Dituding Menyimpang, MUI KBB Selidiki Ponpes Tahfidz Alam Maroko, Ini Hasilnya

Suasana belajar di Pondok Pesantren (Ponpes) Tahfidz Alam Maroko di Kampung Maroko, Desa Mekarjaya, Kecamatan Cihampelas, Kabupaten Bandung Barat (KBB). ft istimewa

CIHAMPELAS— Majelis Ulama Indonesia (MUI) Kabupaten Bandung Barat (KBB) menurunkan tim untuk menyelesaikan konflik antara pihak Pondok Pesantren (Ponpes) Tahfidz Alam Maroko dengan warga Kampung Maroko, Desa Mekarjaya, Kecamatan Cihampelas, Kabupaten Bandung Barat (KBB).

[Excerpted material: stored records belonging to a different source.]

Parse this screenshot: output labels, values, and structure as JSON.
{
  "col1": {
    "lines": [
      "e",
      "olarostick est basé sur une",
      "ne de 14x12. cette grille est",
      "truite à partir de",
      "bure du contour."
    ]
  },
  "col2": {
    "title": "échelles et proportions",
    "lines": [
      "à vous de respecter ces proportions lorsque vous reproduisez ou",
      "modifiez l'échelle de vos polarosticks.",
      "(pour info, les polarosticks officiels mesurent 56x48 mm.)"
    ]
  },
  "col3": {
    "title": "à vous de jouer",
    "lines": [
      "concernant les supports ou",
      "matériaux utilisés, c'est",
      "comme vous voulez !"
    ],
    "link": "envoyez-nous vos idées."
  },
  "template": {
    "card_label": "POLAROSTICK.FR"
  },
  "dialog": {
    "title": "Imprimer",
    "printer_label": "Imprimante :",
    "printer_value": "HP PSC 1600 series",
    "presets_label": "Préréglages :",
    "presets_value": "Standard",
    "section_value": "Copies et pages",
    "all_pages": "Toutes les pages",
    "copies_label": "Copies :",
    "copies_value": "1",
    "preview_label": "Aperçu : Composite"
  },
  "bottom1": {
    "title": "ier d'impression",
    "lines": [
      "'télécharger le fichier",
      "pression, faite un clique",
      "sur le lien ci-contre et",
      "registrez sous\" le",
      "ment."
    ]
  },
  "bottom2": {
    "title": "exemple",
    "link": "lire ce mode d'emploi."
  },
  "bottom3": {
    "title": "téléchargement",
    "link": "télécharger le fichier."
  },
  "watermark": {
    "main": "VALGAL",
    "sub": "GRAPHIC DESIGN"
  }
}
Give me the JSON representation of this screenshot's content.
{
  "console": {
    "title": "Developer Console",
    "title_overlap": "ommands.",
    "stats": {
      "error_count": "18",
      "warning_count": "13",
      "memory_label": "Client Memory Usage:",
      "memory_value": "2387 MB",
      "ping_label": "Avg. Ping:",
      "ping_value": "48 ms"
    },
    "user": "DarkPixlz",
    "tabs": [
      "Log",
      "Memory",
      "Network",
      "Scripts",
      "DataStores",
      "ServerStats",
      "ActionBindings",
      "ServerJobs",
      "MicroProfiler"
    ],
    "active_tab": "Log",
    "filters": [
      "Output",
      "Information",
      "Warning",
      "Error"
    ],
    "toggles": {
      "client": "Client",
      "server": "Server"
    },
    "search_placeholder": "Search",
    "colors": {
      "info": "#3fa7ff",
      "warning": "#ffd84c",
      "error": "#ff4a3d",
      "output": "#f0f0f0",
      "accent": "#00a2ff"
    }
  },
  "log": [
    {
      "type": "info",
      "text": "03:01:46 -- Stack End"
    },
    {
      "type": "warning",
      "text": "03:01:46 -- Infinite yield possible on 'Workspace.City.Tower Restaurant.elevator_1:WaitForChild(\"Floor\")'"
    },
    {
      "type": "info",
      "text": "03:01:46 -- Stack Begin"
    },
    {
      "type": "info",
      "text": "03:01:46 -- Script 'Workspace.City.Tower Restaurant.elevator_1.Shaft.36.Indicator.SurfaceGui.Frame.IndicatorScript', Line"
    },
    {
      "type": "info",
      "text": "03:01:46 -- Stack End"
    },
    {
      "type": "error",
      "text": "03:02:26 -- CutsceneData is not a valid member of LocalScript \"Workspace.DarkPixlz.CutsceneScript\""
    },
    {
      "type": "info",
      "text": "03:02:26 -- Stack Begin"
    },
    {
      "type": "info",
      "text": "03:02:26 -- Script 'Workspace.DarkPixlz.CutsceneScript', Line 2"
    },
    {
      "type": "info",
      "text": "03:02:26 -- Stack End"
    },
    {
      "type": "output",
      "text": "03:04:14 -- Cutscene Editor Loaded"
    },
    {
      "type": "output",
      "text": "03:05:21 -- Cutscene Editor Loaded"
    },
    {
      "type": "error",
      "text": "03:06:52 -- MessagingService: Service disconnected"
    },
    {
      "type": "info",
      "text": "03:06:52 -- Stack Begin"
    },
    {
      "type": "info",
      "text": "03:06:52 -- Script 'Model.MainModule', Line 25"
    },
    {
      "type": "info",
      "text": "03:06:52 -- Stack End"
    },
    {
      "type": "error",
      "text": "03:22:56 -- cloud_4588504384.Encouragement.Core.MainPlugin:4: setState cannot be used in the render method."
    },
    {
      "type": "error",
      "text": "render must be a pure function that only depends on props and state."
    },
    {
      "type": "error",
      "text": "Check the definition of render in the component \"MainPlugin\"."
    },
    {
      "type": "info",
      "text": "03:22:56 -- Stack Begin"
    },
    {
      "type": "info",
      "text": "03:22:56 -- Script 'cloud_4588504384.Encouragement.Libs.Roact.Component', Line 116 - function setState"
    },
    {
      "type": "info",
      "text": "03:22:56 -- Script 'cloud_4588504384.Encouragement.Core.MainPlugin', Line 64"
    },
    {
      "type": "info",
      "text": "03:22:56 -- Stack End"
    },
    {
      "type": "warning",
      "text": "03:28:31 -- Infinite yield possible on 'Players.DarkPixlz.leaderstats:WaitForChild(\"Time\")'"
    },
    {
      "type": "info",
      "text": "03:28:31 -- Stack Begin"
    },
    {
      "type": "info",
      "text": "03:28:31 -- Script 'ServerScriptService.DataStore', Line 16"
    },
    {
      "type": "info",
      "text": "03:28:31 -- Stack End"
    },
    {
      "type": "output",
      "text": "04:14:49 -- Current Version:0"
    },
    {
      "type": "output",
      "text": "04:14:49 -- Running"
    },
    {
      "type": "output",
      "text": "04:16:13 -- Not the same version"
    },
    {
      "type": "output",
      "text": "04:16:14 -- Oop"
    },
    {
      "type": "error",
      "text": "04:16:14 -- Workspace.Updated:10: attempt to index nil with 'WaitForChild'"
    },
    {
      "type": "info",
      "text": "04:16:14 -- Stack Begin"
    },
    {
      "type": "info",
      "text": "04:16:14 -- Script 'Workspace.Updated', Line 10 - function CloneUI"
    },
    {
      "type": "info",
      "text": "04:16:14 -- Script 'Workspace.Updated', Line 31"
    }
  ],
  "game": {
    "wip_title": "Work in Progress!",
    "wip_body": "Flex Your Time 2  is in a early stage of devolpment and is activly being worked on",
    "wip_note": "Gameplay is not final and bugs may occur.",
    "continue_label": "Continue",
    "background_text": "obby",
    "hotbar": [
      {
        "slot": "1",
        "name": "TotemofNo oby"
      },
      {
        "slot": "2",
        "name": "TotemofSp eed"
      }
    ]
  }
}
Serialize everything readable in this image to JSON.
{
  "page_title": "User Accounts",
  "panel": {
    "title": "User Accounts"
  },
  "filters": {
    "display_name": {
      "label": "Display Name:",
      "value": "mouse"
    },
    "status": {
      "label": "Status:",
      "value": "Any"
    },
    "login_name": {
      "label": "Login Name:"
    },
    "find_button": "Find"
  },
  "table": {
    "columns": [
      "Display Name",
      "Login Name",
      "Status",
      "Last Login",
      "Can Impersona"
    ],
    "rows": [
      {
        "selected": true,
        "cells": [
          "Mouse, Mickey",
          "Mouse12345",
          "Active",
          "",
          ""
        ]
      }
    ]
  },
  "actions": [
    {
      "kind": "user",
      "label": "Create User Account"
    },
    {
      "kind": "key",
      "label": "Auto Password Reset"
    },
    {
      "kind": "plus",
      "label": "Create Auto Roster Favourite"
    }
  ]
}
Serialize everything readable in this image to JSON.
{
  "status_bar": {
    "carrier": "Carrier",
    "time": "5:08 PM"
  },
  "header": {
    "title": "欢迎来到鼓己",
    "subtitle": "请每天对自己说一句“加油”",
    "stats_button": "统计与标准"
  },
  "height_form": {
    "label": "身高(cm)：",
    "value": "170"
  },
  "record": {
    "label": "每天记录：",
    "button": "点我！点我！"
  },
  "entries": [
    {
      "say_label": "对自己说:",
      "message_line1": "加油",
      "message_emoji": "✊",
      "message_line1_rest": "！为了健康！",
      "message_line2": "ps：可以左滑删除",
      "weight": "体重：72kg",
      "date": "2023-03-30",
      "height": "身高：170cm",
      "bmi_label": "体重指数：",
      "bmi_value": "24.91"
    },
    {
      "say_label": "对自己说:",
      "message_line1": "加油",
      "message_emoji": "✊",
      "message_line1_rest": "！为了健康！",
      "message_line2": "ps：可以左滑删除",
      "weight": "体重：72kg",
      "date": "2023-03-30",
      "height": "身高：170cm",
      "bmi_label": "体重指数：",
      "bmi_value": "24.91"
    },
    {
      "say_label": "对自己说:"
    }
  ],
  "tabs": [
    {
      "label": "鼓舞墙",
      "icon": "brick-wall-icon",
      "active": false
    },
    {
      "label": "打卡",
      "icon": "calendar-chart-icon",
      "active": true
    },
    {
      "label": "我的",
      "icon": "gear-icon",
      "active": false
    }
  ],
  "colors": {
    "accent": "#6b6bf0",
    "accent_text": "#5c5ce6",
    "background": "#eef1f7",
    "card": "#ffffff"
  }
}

Konflik berawal pondok pesantren itu dituduh menyimpang oleh warga lantaran ajaran yang dipraktikan dianggap tak sesuai kaidah agama.

Seperti salat hanya tiga kali sehari, kiblat tak menghadap kabah, praktik menikah tanpa wali, dan tak ada izin mendirikan pesantren dari warga pengurus RT/RW setempat.

Hasil investigasi, MUI tidak menemui indikasi penyimpangan di Pondok Pesantren Tahfidz Alam Maroko.

“Beberapa hari lalu sudah dicek oleh kita ke sana memang tidak ada yang janggal dan tidak ada yang menyimpang. Itu hanya pesantren kecil yang mengajarkan santrinya untuk jadi Tahfidz Quran,” kata Ketua MUI KBB, Muhamad Ridwan belum lama ini.

Menurut Ridwan, tuduhan sesat yang disematkan pada pesantren itu nyatanya hanya kesalah pahaman warga. Tuduhan itu selanjutnya menyebar ke warga lainnya tanpa mengklarifikasi terlebih dahulu.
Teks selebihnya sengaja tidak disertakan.